The following is reprinted from The Student, or, The Oxford and Cambridge Monthly Miscellany (1751), for your grueful diversion (with the original explanatory footnotes). A tip for modern readers: eighteenth century printing used the 'long s' [ſ] at the beginning and in the middle of words, and the 'short s' [s] at the end. It can take a little getting used to, but I've retained it because I think it adds to the archaic charm of the piece.
In the ALLEGORIC, DESCRIPTIVE, ALLITERATIVE, EPITHETICAL, FANTASTIC, HYPERBOLICAL, and DIABOLICAL STYLE of our modern ODE-WRIGHTS, and MONODY-MONGERS.

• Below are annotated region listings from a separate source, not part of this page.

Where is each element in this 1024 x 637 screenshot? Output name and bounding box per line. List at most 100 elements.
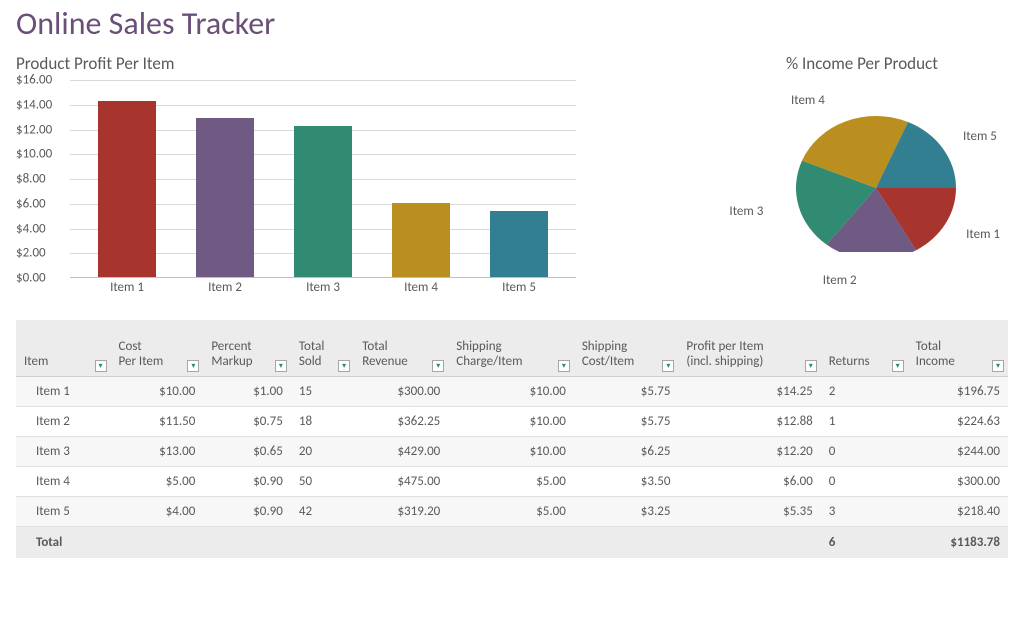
x-tick-label: Item 4 xyxy=(385,280,457,300)
table-cell: 3 xyxy=(821,496,908,526)
table-cell: $300.00 xyxy=(354,376,448,406)
table-footer-cell: $1183.78 xyxy=(908,526,1008,558)
column-header-text: Total xyxy=(362,340,440,355)
filter-dropdown-icon[interactable]: ▾ xyxy=(662,360,674,372)
column-header[interactable]: ShippingCost/Item▾ xyxy=(574,320,679,376)
column-header[interactable]: Item▾ xyxy=(16,320,111,376)
column-header-text: Markup xyxy=(211,355,283,370)
table-footer-cell xyxy=(574,526,679,558)
filter-dropdown-icon[interactable]: ▾ xyxy=(432,360,444,372)
table-cell: $14.25 xyxy=(678,376,820,406)
column-header[interactable]: Returns▾ xyxy=(821,320,908,376)
table-cell: $300.00 xyxy=(908,466,1008,496)
table-cell: $0.90 xyxy=(203,496,291,526)
column-header-text: Charge/Item xyxy=(456,355,566,370)
x-tick-label: Item 1 xyxy=(91,280,163,300)
bar-slot xyxy=(91,80,163,277)
column-header[interactable]: ShippingCharge/Item▾ xyxy=(448,320,574,376)
table-cell: Item 1 xyxy=(16,376,111,406)
table-cell: 0 xyxy=(821,436,908,466)
table-footer-cell xyxy=(111,526,204,558)
table-cell: 0 xyxy=(821,466,908,496)
column-header[interactable]: TotalRevenue▾ xyxy=(354,320,448,376)
pie-chart-title: % Income Per Product xyxy=(786,53,1024,74)
table-cell: $6.25 xyxy=(574,436,679,466)
bar-plot-area xyxy=(70,80,576,278)
filter-dropdown-icon[interactable]: ▾ xyxy=(992,360,1004,372)
y-tick-label: $0.00 xyxy=(16,271,66,286)
charts-row: Product Profit Per Item Item 1Item 2Item… xyxy=(16,53,1008,300)
table-cell: Item 5 xyxy=(16,496,111,526)
filter-dropdown-icon[interactable]: ▾ xyxy=(187,360,199,372)
bar xyxy=(196,118,254,277)
column-header-text: Revenue xyxy=(362,355,440,370)
table-row: Item 2$11.50$0.7518$362.25$10.00$5.75$12… xyxy=(16,406,1008,436)
bar xyxy=(294,126,352,277)
y-tick-label: $12.00 xyxy=(16,122,66,137)
column-header[interactable]: Profit per Item(incl. shipping)▾ xyxy=(678,320,820,376)
table-cell: $0.65 xyxy=(203,436,291,466)
table-cell: $5.00 xyxy=(448,496,574,526)
table-cell: $11.50 xyxy=(111,406,204,436)
filter-dropdown-icon[interactable]: ▾ xyxy=(805,360,817,372)
y-tick-label: $14.00 xyxy=(16,97,66,112)
table-cell: 15 xyxy=(291,376,354,406)
table-footer-cell xyxy=(354,526,448,558)
table-cell: $196.75 xyxy=(908,376,1008,406)
column-header-text: Total xyxy=(916,340,1000,355)
column-header-text: Shipping xyxy=(456,340,566,355)
column-header[interactable]: PercentMarkup▾ xyxy=(203,320,291,376)
column-header-text: (incl. shipping) xyxy=(686,355,812,370)
table-cell: $362.25 xyxy=(354,406,448,436)
column-header[interactable]: TotalSold▾ xyxy=(291,320,354,376)
table-cell: $10.00 xyxy=(111,376,204,406)
column-header-text: Cost xyxy=(119,340,196,355)
bar-slot xyxy=(189,80,261,277)
table-footer-cell: 6 xyxy=(821,526,908,558)
column-header[interactable]: TotalIncome▾ xyxy=(908,320,1008,376)
filter-dropdown-icon[interactable]: ▾ xyxy=(892,360,904,372)
y-tick-label: $8.00 xyxy=(16,172,66,187)
pie-slice-label: Item 5 xyxy=(963,129,997,144)
pie-svg xyxy=(796,108,956,252)
table-row: Item 5$4.00$0.9042$319.20$5.00$3.25$5.35… xyxy=(16,496,1008,526)
table-cell: 1 xyxy=(821,406,908,436)
filter-dropdown-icon[interactable]: ▾ xyxy=(275,360,287,372)
column-header-text: Per Item xyxy=(119,355,196,370)
filter-dropdown-icon[interactable]: ▾ xyxy=(95,360,107,372)
table-cell: $12.20 xyxy=(678,436,820,466)
filter-dropdown-icon[interactable]: ▾ xyxy=(338,360,350,372)
x-tick-label: Item 2 xyxy=(189,280,261,300)
table-footer-cell xyxy=(291,526,354,558)
table-cell: Item 4 xyxy=(16,466,111,496)
column-header[interactable]: CostPer Item▾ xyxy=(111,320,204,376)
x-tick-label: Item 3 xyxy=(287,280,359,300)
table-cell: $12.88 xyxy=(678,406,820,436)
table-cell: $218.40 xyxy=(908,496,1008,526)
sales-table: Item▾CostPer Item▾PercentMarkup▾TotalSol… xyxy=(16,320,1008,558)
column-header-text: Percent xyxy=(211,340,283,355)
table-cell: $244.00 xyxy=(908,436,1008,466)
table-cell: $4.00 xyxy=(111,496,204,526)
table-cell: $5.75 xyxy=(574,406,679,436)
bar-slot xyxy=(385,80,457,277)
y-tick-label: $4.00 xyxy=(16,221,66,236)
filter-dropdown-icon[interactable]: ▾ xyxy=(558,360,570,372)
table-cell: $3.25 xyxy=(574,496,679,526)
table-footer-cell xyxy=(678,526,820,558)
table-row: Item 4$5.00$0.9050$475.00$5.00$3.50$6.00… xyxy=(16,466,1008,496)
table-footer-row: Total6$1183.78 xyxy=(16,526,1008,558)
table-footer-cell xyxy=(203,526,291,558)
table-cell: Item 3 xyxy=(16,436,111,466)
table-cell: $3.50 xyxy=(574,466,679,496)
table-cell: $0.75 xyxy=(203,406,291,436)
table-cell: 18 xyxy=(291,406,354,436)
table-cell: $5.35 xyxy=(678,496,820,526)
table-cell: $224.63 xyxy=(908,406,1008,436)
table-cell: 50 xyxy=(291,466,354,496)
table-cell: 2 xyxy=(821,376,908,406)
bar xyxy=(98,101,156,277)
table-cell: $5.75 xyxy=(574,376,679,406)
table-cell: $5.00 xyxy=(111,466,204,496)
page-title: Online Sales Tracker xyxy=(16,4,1008,43)
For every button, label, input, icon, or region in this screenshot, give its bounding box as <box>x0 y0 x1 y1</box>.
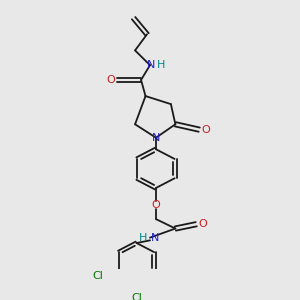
Text: Cl: Cl <box>92 271 103 281</box>
Text: O: O <box>202 125 210 135</box>
Text: O: O <box>152 200 160 210</box>
Text: N: N <box>151 233 160 243</box>
Text: O: O <box>199 219 207 229</box>
Text: O: O <box>106 75 115 85</box>
Text: H: H <box>157 60 166 70</box>
Text: Cl: Cl <box>131 293 142 300</box>
Text: N: N <box>152 133 160 143</box>
Text: H: H <box>139 233 148 243</box>
Text: N: N <box>147 60 155 70</box>
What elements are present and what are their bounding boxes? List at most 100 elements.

----- Ferreus ingruit Horror. VIRG.
O Goddeſs of the gloomy ſcene,
Of ſhadowy ſhapes thou black-brow'd queen ;
Thy treſſes dark with ivy crown'd,
On yonder mould'ring abbey found ;
Oft wont from charnels damp and dim,
To call the ſheeted ſpectre grim,
While as his looſe chains loudly clink,
Thou add'ſt a length to every link :
O thou, that lov'ſt at eve to ſeek
The penſive-pacing pilgrim meek,
And ſett'ſt before his ſhudd'ring eyes
Strange forms, and fiends of giant-ſize,
As wildly works thy wizard will,
Till fear-ſtruck fancy has her fill :
Dark pow'r, whoſe magic might prevails
O'er hermit-rocks, and fairy-vales ;
O goddeſs, erſt, by * SPENSER view'd,
What time th' enchanter vile embru'd,
His hands in FLORIMEL's pure heart,
Till loos'd by ſteel-clad BRITOMART :
O thou that erſt on fancy's wing
Didſt terror-trembling † TASSO bring,
To groves, where kept damn'd furies dire
Their blazing battlements of fire :
Thou that thro' many a darkſom pine,
O'er the rugged rock recline,
Did'ſt wake the hollow-whiſpr'ing breeze
With care-conſumed ELOISE :
O thou, with whom in chearleſs cell,
The midnight clock pale pris'ners tell ;
O haſte thee, mild Miltonic maid,
From yonder yew's ſequeſter'd ſhade ;
More bright than all the fabled Nine,
Teach me to breathe the ſolemn line !
O bid my well-rang'd numbers riſe
Pervious to none but Attic eyes ;
O give the ſtrain that madneſs moves,
Till every ſtarting ſenſe approves !
What felt the Gallic ‡ traveller,
When far in Arab-deſert drear,
He found within the catacomb,
Alive, the terrors of a tomb ?
While many a mummy thro' the ſhade,
In hieroglyphic ſtole array'd,
Seem'd to uprear the myſtic head,
And trace the gloom with ghoſtly tread ;
Thou heardſt him pour the ſtifled groan,
HORROR ! his ſoul was all thy own !
O mother of the fire-clad thoughts,
O haſte thee from thy grave-like grot !
(What time the witch perform'd her rite,)
Sprung from th' embrace of TASTE and Night !
O queen ! that erſt did'ſt thinly ſpread
The willowy leaves o'er ISIS' head,
And to her meek mien didſt diſpenſe
Woe's moſt awful negligence ;
What time, in cave, with viſage pale,
She told her elegiac tale :
O thou ! whom wand'ring WARTON ſaw,
Amaz'd with more than youthful awe,
As by the pale moon's glimm'ring gleam
He mus'd his melancholy theme :
O curfeu-loving goddeſs haſte !
O waft me, to ſome SCYTHIAN waſte,
Where, in Gothic ſolitude,
Mid proſpects moſt ſublimely rude,
Beneath a rough rock's gloomy chaſm,
Thy ſiſter ſits, ENTHUSIASM :
Let me with her, in magic trance,
Hold moſt delirious dalliance ;
Till I, thy penſive votary,
HORROR, look madly wild like thee ;
Until I gain true tranſport's ſhore,
And life's retiring ſcene is o'er,
Aſpire to ſome more azure ſky,
Remote from dim mortality ;
At length, recline the fainting head,
In Druid-dreams diſſolv'd and dead !
April 11, 1751 CHIMÆRICUS OXONIENSIS
* SPENSER's Fairy Queen, B. 3. Canto 12.
† Gier. Liberat. B. 14.
‡ Alluding to a ſtory of a French gentleman (mention'd by ſeveral Oriental travellers) who going into the catacombs, not far from Cairo, with ſome Arabs his guides, was there robb'd by them, and left ; a huge ſtone being plac'd over the entrance. I don't remember that any poetical uſe has been made of this ſtory.